We also expect productivity improvements during the fiscal year of more than $200 million. We have provided an adjusted EBITDA guidance range to reflect the potential variability of our key assumptions around volume, pricing and input costs. Our earnings pattern will reflect typical seasonality and is directly impacted by the timing of maintenance outages and our strategic capital projects.
We project that approximately 45% of our adjusted EBITDA will be generated in the first half of the year and 55% in the second half of the year. One of the strengths of WestRock is our significant cash flow generation. We project adjusted free cash flow to be more than $1 billion for the fifth consecutive year. Adjusted operating cash flow is expected to be greater than $2.1 billion. We anticipate a higher cash tax rate and increased working capital usage during the year.
As we have shared previously, we will invest $1.1 billion in capital expenditures to maintain and improve our mill and converting systems, including $275 million for our strategic projects in Florence and TrĂŞs Barras. As we complete these projects, we anticipate that we will return to 900 million to $1 billion annual capital investment level in fiscal year 2021. In the appendix, we have provided additional details that should help you complete your models.
Turning to Slide 16. We detail the key assumptions included in our first fiscal quarter 2020 guidance. We expect adjusted segment EBITDA in the first quarter to be between $670 million and $690 million as compared to $733 million in the first quarter of fiscal 2019. Some of the current analyst models for our first quarter of fiscal 2020 do not account for the earnings seasonality that I mentioned earlier.
Walking through the year-over year bridge, we expect higher volumes to add $40 to $50 million of adjusted segment EBITDA, as we include a full quarter of KapStone in our results, given the November close in the first quarter of fiscal year 2019. We expect price and mix to negatively impact results by approximately $110 million. The pass through of previously published container board pricing, lower export and craft paper prices, will be partially offset by the benefit of the previously published indexed price increases in our Consumer Packaging business.
Pulp prices are down globally and we anticipate a negative year-over-year impact of approximately $30 to $35 million. Finally, we expect $42 million to $47 million improvement over the prior year quarter as lower commodity cost productivity improvements more than offset higher scheduled maintenance outages of 170,000 tons. This is 103,000 tons higher than the prior year quarter. And as you would expect this also includes a higher year-over-year wage and healthcare cost. We have provided additional items to assist you with completing your models for the first quarter. And now I'll turn it back to Steve for closing remarks.

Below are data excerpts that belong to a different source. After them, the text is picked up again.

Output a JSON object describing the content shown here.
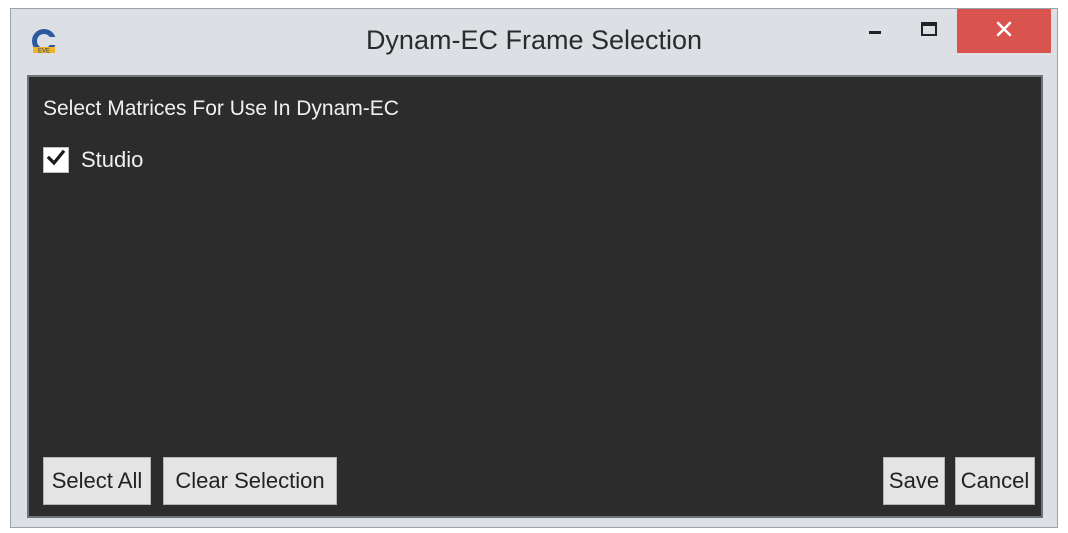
{
  "window": {
    "title": "Dynam-EC Frame Selection",
    "app_icon": "dynam-ec-logo-icon",
    "controls": {
      "minimize": "minimize-icon",
      "maximize": "maximize-icon",
      "close": "close-icon"
    },
    "close_color": "#d9534f"
  },
  "content": {
    "heading": "Select Matrices For Use In Dynam-EC",
    "matrices": [
      {
        "label": "Studio",
        "checked": true
      }
    ]
  },
  "buttons": {
    "select_all": "Select All",
    "clear_selection": "Clear Selection",
    "save": "Save",
    "cancel": "Cancel"
  },
  "colors": {
    "panel_background": "#2c2c2c",
    "chrome_background": "#dcdfe3"
  }
}
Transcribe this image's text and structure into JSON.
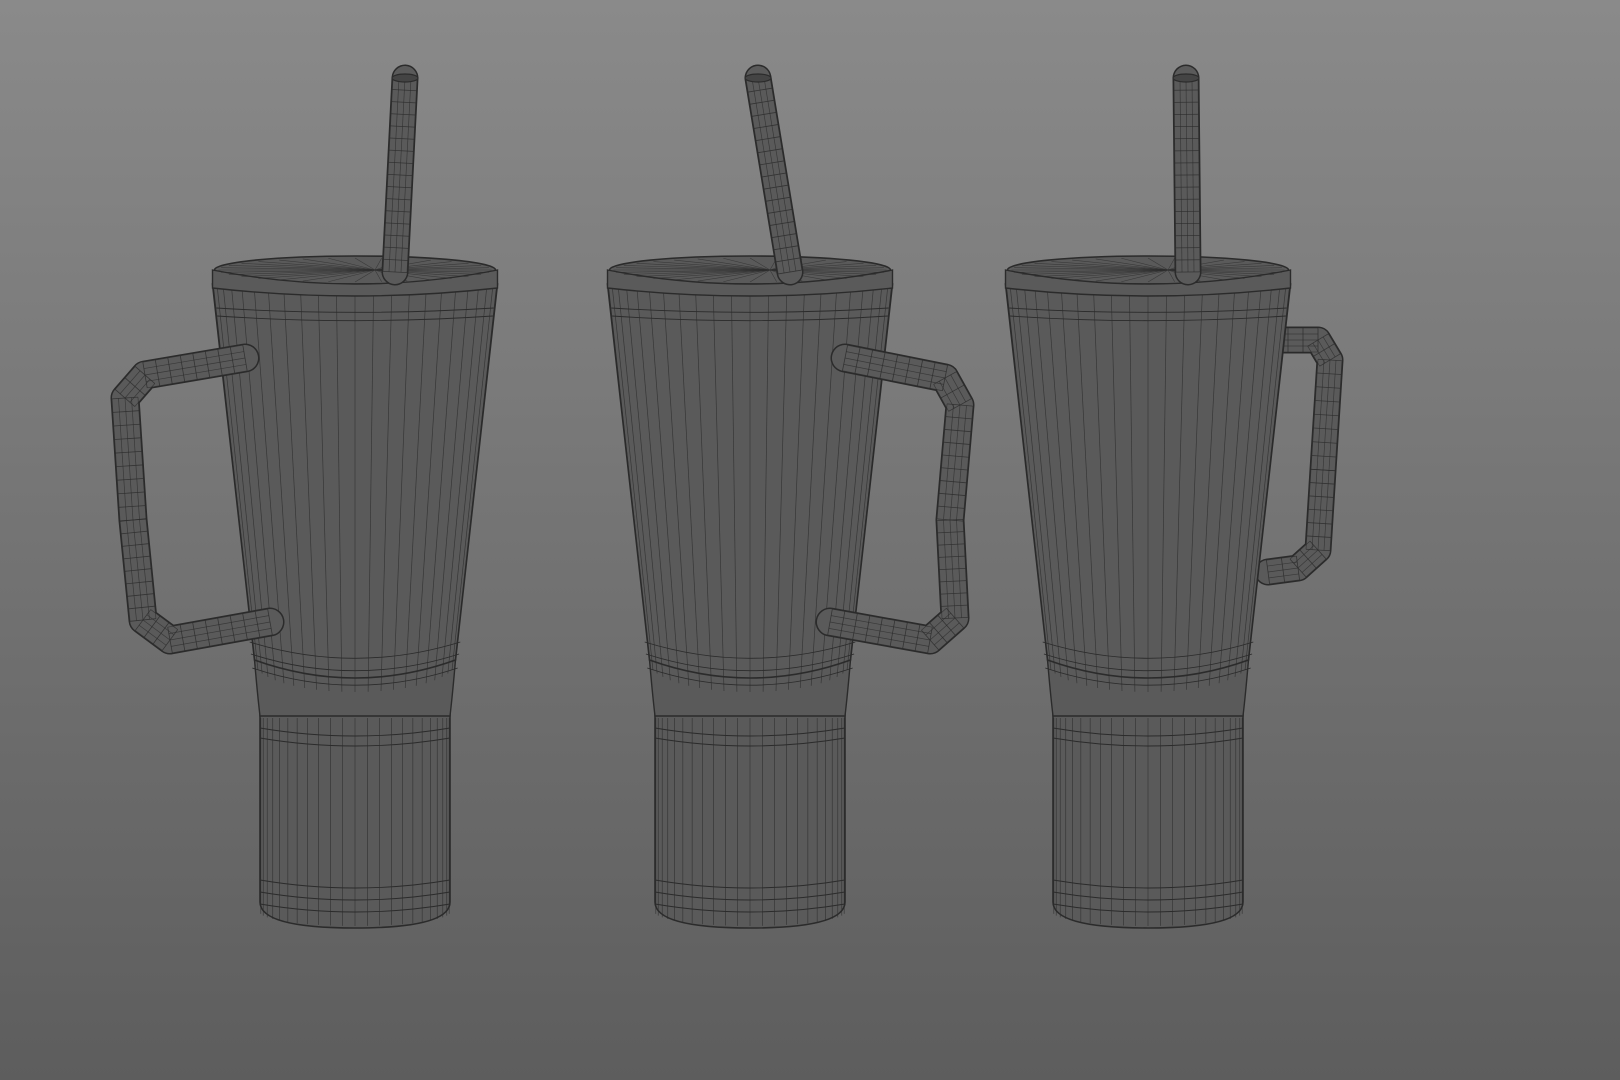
{
  "scene": {
    "view": "wireframe-on-shaded",
    "background_top": "#8a8a8a",
    "background_bottom": "#5d5d5d",
    "surface_color": "#5a5a5a",
    "wire_color": "#2b2b2b",
    "objects": [
      {
        "name": "tumbler-left",
        "handle_side": "left"
      },
      {
        "name": "tumbler-center",
        "handle_side": "right"
      },
      {
        "name": "tumbler-right",
        "handle_side": "right-back"
      }
    ]
  }
}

Thanks, Ward. WestRock team is performing well as we proactively respond to a challenging industry environment. We're seeing increasing opportunities in the market for sustainable packaging, e-commerce and value-added packaging solutions. We're taking advantage of these opportunities in several ways. We're growing organically by creating customized value added solutions for our customers that support their need to grow their sales, reduce their total cost and risk, all while helping them achieve their sustainability goals.
We're investing in our business and in our people for the long term to sustain and expand our competitive advantage. We're building our systems and processes to take advantage of the scale of our platform. We're using digital technology to enhance our customer experience, improve our operating efficiency and better engage our team mates. We're moving from a period of growth by acquisition and investment in large strategic projects to a period of increased focus on organic growth, sustainability, innovation, productivity and free cash flow generation, a combination that will create value for our customers, stockholders and teammates for the long term.
That concludes my prepared remarks. James, we're ready for Q&A.
Thank you, Steve. As a reminder to our audience to give everyone a chance to ask a question, please limit yourself to one question. We'll get to as many as time allows. Operator, can we please take our first question
Thank you. Our first question comes from Mark Weintraub with Seaport global.
I was hoping just to understand the walk through to the free cash flow number. And perhaps it's the fact that you're saying its $1 billion plus, and that gives plenty of scope as to what the plus could be. But if we look at the EBITDA and we back out the CapEx and we know the cash tax rate is at 21%. I come up with something north of $1.3 billion on the free cash flow, which would seem to be providing quite a bit of room for either working capital build or something else going on. Any color along those lines would be great.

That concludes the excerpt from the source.